L’élan du cœur

Vladimir Velickovic, 1993

 

Vladimir Veličković est un artiste d’origine yougoslave naturalisé français, installé en région parisienne à partir de 1966 jusqu’à son décès en 2019. Il est confronté à la violence humaine dès son jeune âge, témoin de la répression des nazis contre les résistants serbes. Puis il ressentira très douloureusement les atrocités de la guerre civile fratricide des années 90 et qui aboutira à la partition de son pays. « Mon pays n’existe plus. Je suis un yougo-nostalgique… pris dans la tourmente de cohabiter avec la violence », déclarait-t-il en 2015. Pour Veličković, le temps s’écoule à une vitesse vertigineuse, d’où l’étude du mouvement qui caractérise la plupart de ses tableaux. C’est un esprit très créateur, puissant mais constamment torturé. Il a beaucoup étudié et reproduit les mouvements dans le déplacement de l’être humain, de façon énergique, souvent brutale, provocatrice, mettant le spectateur mal à l’aise devant la vision de véritables scènes de corps-à corps suspendus dans les airs. Plus rarement, il représenta des animaux en mouvement ou immobiles mais toujours associés au mal (chiens menaçants, corbeaux, rats…). On ne retrouve aucune allusion ni représentation de la nature dans ses oeuvres. Ni végétation, ni arbre, ni paysage, il ne figure que des êtres vivants. Enfin, la couleur grise, avec toutes ses variantes, est le plus souvent utilisée, valorisant certes la beauté plastique mais accentuant cette sensation de malaise provoqué. Architecte de formation, mais autodidacte en peinture, il restera fidèle à la figuration sous la forme la plus crue et la plus noire. Comme l’écrivait son ami le critique et professeur d’histoire de l’art JeanLuc Chalumeau peu après sa disparition « Veličković était à l’évidence un artiste tragique, mais il n’avait pu acquérir cette dimension que par le moyen de ce que l’on appelle le « grand style », au sens où l’entendait Frédéric Nietzsche pour qui « la beauté ne peut être que grande, jamais petite et brève. »

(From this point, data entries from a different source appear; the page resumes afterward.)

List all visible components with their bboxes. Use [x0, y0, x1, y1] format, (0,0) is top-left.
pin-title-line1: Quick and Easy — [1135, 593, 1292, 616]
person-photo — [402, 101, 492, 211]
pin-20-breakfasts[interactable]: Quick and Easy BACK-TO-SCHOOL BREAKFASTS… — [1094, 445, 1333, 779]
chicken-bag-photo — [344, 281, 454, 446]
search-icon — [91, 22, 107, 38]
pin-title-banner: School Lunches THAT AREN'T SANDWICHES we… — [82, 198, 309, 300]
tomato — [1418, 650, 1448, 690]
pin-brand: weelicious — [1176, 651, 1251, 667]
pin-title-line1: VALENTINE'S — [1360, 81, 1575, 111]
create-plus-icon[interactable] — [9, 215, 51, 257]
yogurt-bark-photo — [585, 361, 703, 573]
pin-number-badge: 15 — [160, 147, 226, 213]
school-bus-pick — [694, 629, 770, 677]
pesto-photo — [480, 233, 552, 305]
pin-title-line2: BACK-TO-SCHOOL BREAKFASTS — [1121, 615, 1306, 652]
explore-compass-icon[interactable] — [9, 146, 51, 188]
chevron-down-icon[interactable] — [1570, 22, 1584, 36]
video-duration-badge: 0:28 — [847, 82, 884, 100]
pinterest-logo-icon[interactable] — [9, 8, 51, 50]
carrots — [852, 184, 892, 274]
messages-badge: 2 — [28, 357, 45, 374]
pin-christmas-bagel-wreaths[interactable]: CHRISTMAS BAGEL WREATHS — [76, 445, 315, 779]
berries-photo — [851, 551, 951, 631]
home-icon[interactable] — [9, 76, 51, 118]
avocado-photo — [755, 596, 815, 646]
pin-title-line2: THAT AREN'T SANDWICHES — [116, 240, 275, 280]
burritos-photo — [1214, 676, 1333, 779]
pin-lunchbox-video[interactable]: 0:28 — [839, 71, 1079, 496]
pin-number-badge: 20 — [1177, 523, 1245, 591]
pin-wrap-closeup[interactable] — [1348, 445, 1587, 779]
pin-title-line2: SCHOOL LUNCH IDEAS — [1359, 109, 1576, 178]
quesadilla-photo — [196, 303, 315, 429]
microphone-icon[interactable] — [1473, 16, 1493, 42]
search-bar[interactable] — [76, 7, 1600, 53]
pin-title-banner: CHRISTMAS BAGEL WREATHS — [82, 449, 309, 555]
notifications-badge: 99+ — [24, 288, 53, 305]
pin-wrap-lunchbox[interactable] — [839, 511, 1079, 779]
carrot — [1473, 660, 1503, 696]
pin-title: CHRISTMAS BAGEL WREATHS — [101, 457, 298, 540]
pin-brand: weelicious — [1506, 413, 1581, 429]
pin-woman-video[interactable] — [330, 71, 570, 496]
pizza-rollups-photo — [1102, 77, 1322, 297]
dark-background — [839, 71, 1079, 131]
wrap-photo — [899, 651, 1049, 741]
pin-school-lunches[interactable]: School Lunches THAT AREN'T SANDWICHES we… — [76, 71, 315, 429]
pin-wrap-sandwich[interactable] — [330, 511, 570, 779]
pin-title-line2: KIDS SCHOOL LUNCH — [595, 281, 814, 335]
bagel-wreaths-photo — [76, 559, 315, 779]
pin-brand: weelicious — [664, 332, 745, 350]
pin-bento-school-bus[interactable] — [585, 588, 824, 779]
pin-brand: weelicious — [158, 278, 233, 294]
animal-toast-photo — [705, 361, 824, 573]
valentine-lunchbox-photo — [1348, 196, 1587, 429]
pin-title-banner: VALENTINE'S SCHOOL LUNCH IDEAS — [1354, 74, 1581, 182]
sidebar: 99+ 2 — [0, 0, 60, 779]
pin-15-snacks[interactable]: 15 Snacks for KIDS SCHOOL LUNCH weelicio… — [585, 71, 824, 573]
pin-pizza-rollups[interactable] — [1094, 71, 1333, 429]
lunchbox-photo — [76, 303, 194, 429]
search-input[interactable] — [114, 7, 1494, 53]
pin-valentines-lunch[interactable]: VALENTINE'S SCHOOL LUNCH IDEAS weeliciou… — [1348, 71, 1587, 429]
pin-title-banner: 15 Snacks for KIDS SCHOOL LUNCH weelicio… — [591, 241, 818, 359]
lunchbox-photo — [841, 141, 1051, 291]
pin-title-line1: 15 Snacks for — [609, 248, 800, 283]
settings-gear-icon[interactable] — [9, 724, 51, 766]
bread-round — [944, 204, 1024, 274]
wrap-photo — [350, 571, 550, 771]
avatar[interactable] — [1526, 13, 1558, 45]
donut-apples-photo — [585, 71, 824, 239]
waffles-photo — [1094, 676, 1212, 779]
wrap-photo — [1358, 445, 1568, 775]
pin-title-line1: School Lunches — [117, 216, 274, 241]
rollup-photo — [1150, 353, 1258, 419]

Dans cet Élan du cœur, œuvre de commande qui fut longtemps placée dans un hôpital parisien, l’artiste n’a recours qu’aux couleurs de la violence et du deuil, le noir et le rouge, complétées par le blanc jauni du fond. Un homme représenté sans tête se déplace. Décapité, il est encore capable de courir, comme un poulet dans une cour de ferme. Les mouvements des jambes et des bras traduisent la dynamique du déplacement du corps prenant son élan en s’appuyant sur le cœur, à moins qu’il s’agisse d’une attitude de déséquilibre conduisant à la chute et à la mort dès que la course cesse ou que le cœur s’arrête. L’anatomie très détaillée de l’homme, tracée à la plume, contraste avec la simplicité du dessin du cœur, représenté dans sa forme symbolique habituelle mais schématique et dépouillée, à peine esquissée d’un trait fin. Ses grandes dimensions lui font occuper les 3 quarts de la surface de l’œuvre.

Un autre personnage, dans la même présentation dynamique est placé dans le coin inférieur droit, à proximité de 3 photographies d’Eadweard Muybridge décomposant la marche de l’homme et sur lesquelles le personnage est nu, dans son habit de naissance et de mort. Ce photographe britannique a travaillé aux Etats Unis au milieu du XIXe siècle. Il a beaucoup étudié la décomposition du mouvement de l’homme et des animaux, en particulier le cheval. Il avait mis au point un ingénieux système, le zoopraxiscope, recomposant le mouvement par les visions rapides de ses différentes phases, véritable ancêtre du cinématographe. La juxtaposition dans cette oeuvre des dessins illustrant le mouvement et de ces photographies traduit l’importance accordée par Veličković au rythme et à l’intégration du temps dans son travail. La représentation d’un court tracé d’électrocardiogramme placé à proximité du personnage supérieur accentue cette référence au temps et apporte une touche scientifique supplémentaire au dessin du cœur. Une palette de 7 taches de couleurs allant de l’orange au noir et associée à des chiffres romains évoquent une pellicule de film, référence supplémentaire au temps nécessaire pour aller du point A au point B, dont les lettres sont figurées aux 2 extrémités de cette échelle colorée. L’artiste conclut son œuvre en projetant des gouttelettes d’une couleur qui évoque le sang s’écoulant de la blessure du doigt de l’homme qui court. Le rythme, le mouvement, le temps, la violence, la mort. Toutes les obsessions de Veličković figurent dans cette œuvre. Il ne manque que l’indicible horreur de sa vision pessimiste du monde représentée dans la plupart de ses autres toiles.